O pavão

Saindo do buraco infestado de vermes, me juntando a tantas criaturas decrépitas, gritei que queria a liberdade, ainda que fosse apenas por alguns instantes. O meu pedido foi concebido, saio do meio de uma plantação de batatas. As pontas arranhavam o bico e o verde já não era tão abundante, a mudança já se conseguia notar.

Perdi duas penas para me livrar, sempre lembrando que é apenas temporário. Passo a língua e escondo o espaço deixado pelas duas penas perdidas. Minha pelagem cheia de lama. Preciso me banhar.

- Como vai, senhor pavão?

- Imundo, Dona Baratinha.

Seguiram juntos pelo bosque, um buraco se abre engolindo os dois coitados.

Estou caindo rapidamente, pego a doce menina pelas antenas, a protejo com o meu rabo, não quero que ela fique ferida, estamos presos a alguma coisa nojenta, não faço idéia do que seja. Descubro, é uma linha, uma armadilha da senhora aranha.

- Ahahá, peguei vocês.

Fomos engolidos por ela, quando estávamos a ponto de sermos derretidos pelo mar de ácido, escapamos pela luz no fim do túnel. Quando íamos saindo, escutei um “ahmmm” bem malicioso, quase um gemido.

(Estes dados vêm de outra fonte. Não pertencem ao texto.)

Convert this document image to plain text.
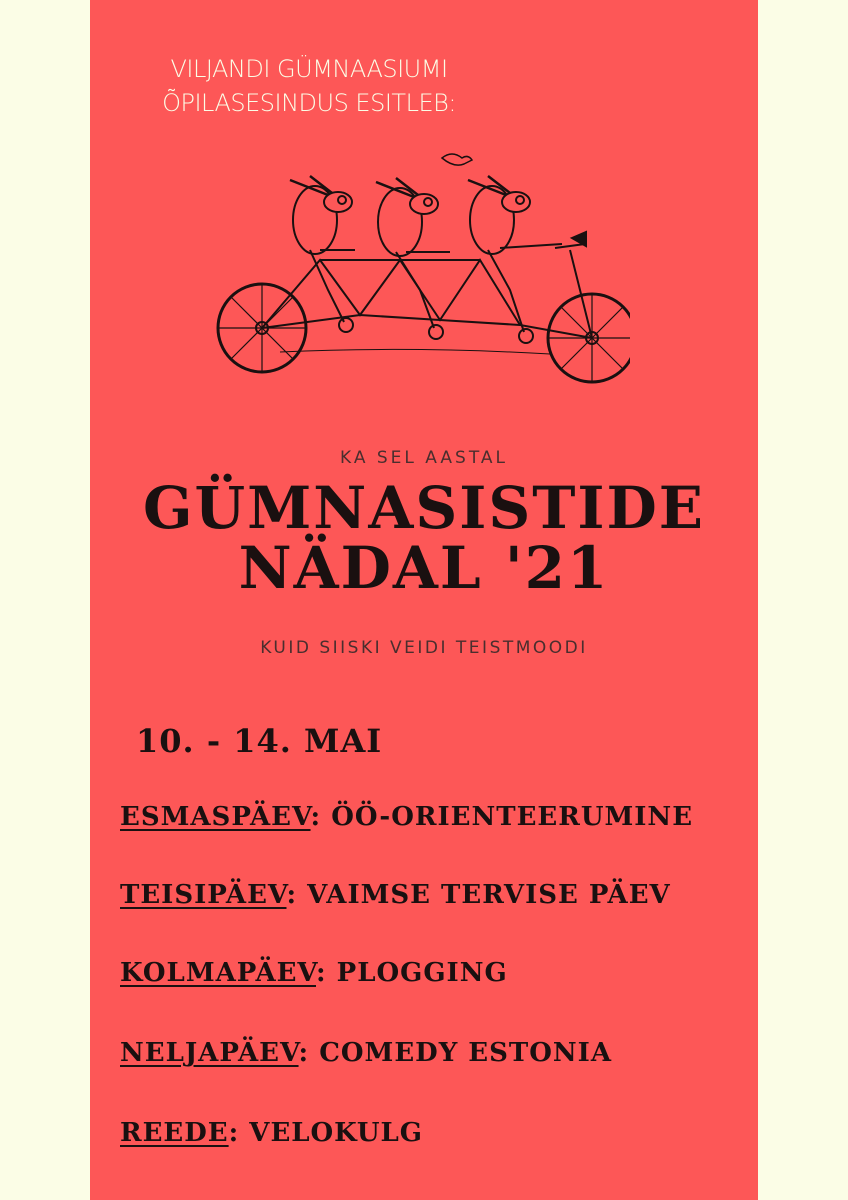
VILJANDI GÜMNAASIUMI
ÕPILASESINDUS ESITLEB:
KA SEL AASTAL
GÜMNASISTIDE
NÄDAL '21
KUID SIISKI VEIDI TEISTMOODI
10. - 14. MAI
ESMASPÄEV: ÖÖ-ORIENTEERUMINE
TEISIPÄEV: VAIMSE TERVISE PÄEV
KOLMAPÄEV: PLOGGING
NELJAPÄEV: COMEDY ESTONIA
REEDE: VELOKULG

Escalamos as paredes, Baratinha estava se sentindo muito cansada, a deixei descansar um pouquinho mais.

- Foste uma heroína, se saiu muito bem.

- Não teria feito nada sem você por perto. – Aproveitou e me deu um beijo na boca, me senti no paraíso, estou muito apaixonado por ela, na minha vida agora não existe nada mais importante do que ela, tenho certeza.

Meu tempo de continuar aqui livre já deve ter esgotado, dezenas de criaturas já devem estar voando ao meu encalço, agarro novamente Dona Baratinha e fazemos amor. Trocamos jutas de amor eterno. Para todo o sempre. Quero um filho com ela, mas primeiro precisamos casar.

Os voadores se aproximaram muito rapidamente, me ameaçam, sacudo minha calda e enxoto a todos, aqui ninguém irá se atrever, não é mesmo. Corro até o portão das falácias, ele se abre, na raiz de uma árvore. Encontro a sociedade secreta dos orelhudos brancos. Com dentes salientes e afiados me desafiam com um enigma estúpido:

- O que é branquelo, orelhudo e tem dentes grandes?

- Vocês!

Se espantaram que descobri seu enigma, concordaram de pronto em me casarem com a Dona Baratinha, trocamos juramentos, o “sim” e posso dizer que agora estamos definitivamente juntos. Nos arrumaram o quarto, mas antes da lua de mel, ela começa a se sentir mal e despeja milhões de ovos no chão, meus filhos esparramados. Deixamos eles lá, ainda iriam demorar a despertar. Finalizado e consumado o casamento, precisaríamos escapar do destino maldito e respirar o ar puro da montanha.

- Eles não estavam em um montanha e sim em um vale, não perca o foco ou o meado da história.

- Ok.

Protegendo a amada com todas as minhas forças, corremos até o grande castelo no final da aventura. Ninguém ousava chegar perto, era habitado por pessoas malvadas, de má índole, mas era o melhor esconderijo possível..

- Não tenha medo pequena.

Tenho que consolar o meu amor, Muita insegurança nessa hora, paro no rio antes de atravessar o grande portão, preciso molhar o bico. Estamos correndo. Muita comida jogada no chão, enchemos a barriga, ela vem rolando como uma bola de tanta comida que ingeriu.

- Nunca comi tanto na vida.

Mas em um momento de descuido de ambos, um grande pé deixou uma marca gosmenta no chão, ele gritou: “Nãaaaao”, ela já tinha morrido e não pode responder. Uma grande mão o agarrou pela calda e o levou de volta ao buraco.

Levo uma vida infeliz, por ser um fugitivo não terei uma segunda chance,não tenho mais o meu amor e o meu orgulho, lindas penas já caíram faz tempo.Hoje devem me queimar, não tenho mais nenhuma esperança, adeus a todos.